The definition of the Fourier transform for three dimensions is
$$\mathcal{F}[f(\mathbf{r})](\mathbf{k})=\int e^{-i\mathbf{k}\cdot \mathbf{r}}f(\mathbf{r})\,d^3 r$$
If the function $f(\mathbf{r})$ is spherically symmetric (i.e. f($\mathbf{r}$) can be written as $f(r)$, where $r=|\mathbf{r}|$), the transform can be written as
$$\mathcal{F}[f(\mathbf{r})](\mathbf{k})=\int_{0}^{2\pi}\int_{0}^{\pi}\int_{0}^{\infty}e^{-i|\mathbf{k}|r\cos (\theta)}f(\mathbf{r}) r^2\sin(\theta) dr d\theta d\phi$$
This is what is given in my book, but I have no idea where this $\cos(\theta)$ term came from. I read this math.SE question and answer, but I still don't get why the $\cos(\theta)$ term is there.

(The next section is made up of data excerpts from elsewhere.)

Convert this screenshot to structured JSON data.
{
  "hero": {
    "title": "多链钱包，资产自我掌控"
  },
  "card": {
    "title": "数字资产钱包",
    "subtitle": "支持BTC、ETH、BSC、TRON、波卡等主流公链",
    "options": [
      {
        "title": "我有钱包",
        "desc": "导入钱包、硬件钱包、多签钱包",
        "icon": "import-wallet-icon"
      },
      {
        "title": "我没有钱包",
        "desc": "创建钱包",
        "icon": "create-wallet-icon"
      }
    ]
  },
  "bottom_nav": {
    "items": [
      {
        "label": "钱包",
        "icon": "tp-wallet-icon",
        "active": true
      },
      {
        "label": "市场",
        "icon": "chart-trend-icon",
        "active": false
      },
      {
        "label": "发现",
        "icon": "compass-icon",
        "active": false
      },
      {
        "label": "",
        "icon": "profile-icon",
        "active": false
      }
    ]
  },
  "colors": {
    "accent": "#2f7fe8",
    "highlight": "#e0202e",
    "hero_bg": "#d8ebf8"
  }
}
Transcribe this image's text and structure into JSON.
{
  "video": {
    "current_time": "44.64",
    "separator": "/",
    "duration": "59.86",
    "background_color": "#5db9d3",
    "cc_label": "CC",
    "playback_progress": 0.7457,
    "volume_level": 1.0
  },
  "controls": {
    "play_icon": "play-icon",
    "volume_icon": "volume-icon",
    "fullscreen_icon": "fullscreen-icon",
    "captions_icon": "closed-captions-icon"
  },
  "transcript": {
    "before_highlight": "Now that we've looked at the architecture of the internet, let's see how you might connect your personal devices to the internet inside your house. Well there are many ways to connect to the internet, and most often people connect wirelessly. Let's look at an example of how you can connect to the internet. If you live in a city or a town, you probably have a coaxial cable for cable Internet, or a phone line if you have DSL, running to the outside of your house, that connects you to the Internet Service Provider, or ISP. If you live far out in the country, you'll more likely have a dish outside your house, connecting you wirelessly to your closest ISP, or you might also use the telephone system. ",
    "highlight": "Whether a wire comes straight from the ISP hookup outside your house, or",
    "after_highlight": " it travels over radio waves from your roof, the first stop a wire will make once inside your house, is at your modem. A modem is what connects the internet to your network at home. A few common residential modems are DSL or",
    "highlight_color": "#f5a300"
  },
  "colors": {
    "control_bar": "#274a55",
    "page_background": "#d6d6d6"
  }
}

In the triple integral, $\theta$ is designated with respect to the $z$-axis and the $\mathbf{r}$ vector. I don't see why it is also claimed that it is the angle between the $\mathbf{r}$ vector and the arbitrary $\mathbf{k}$ vector.
Could you help clear up my confusion?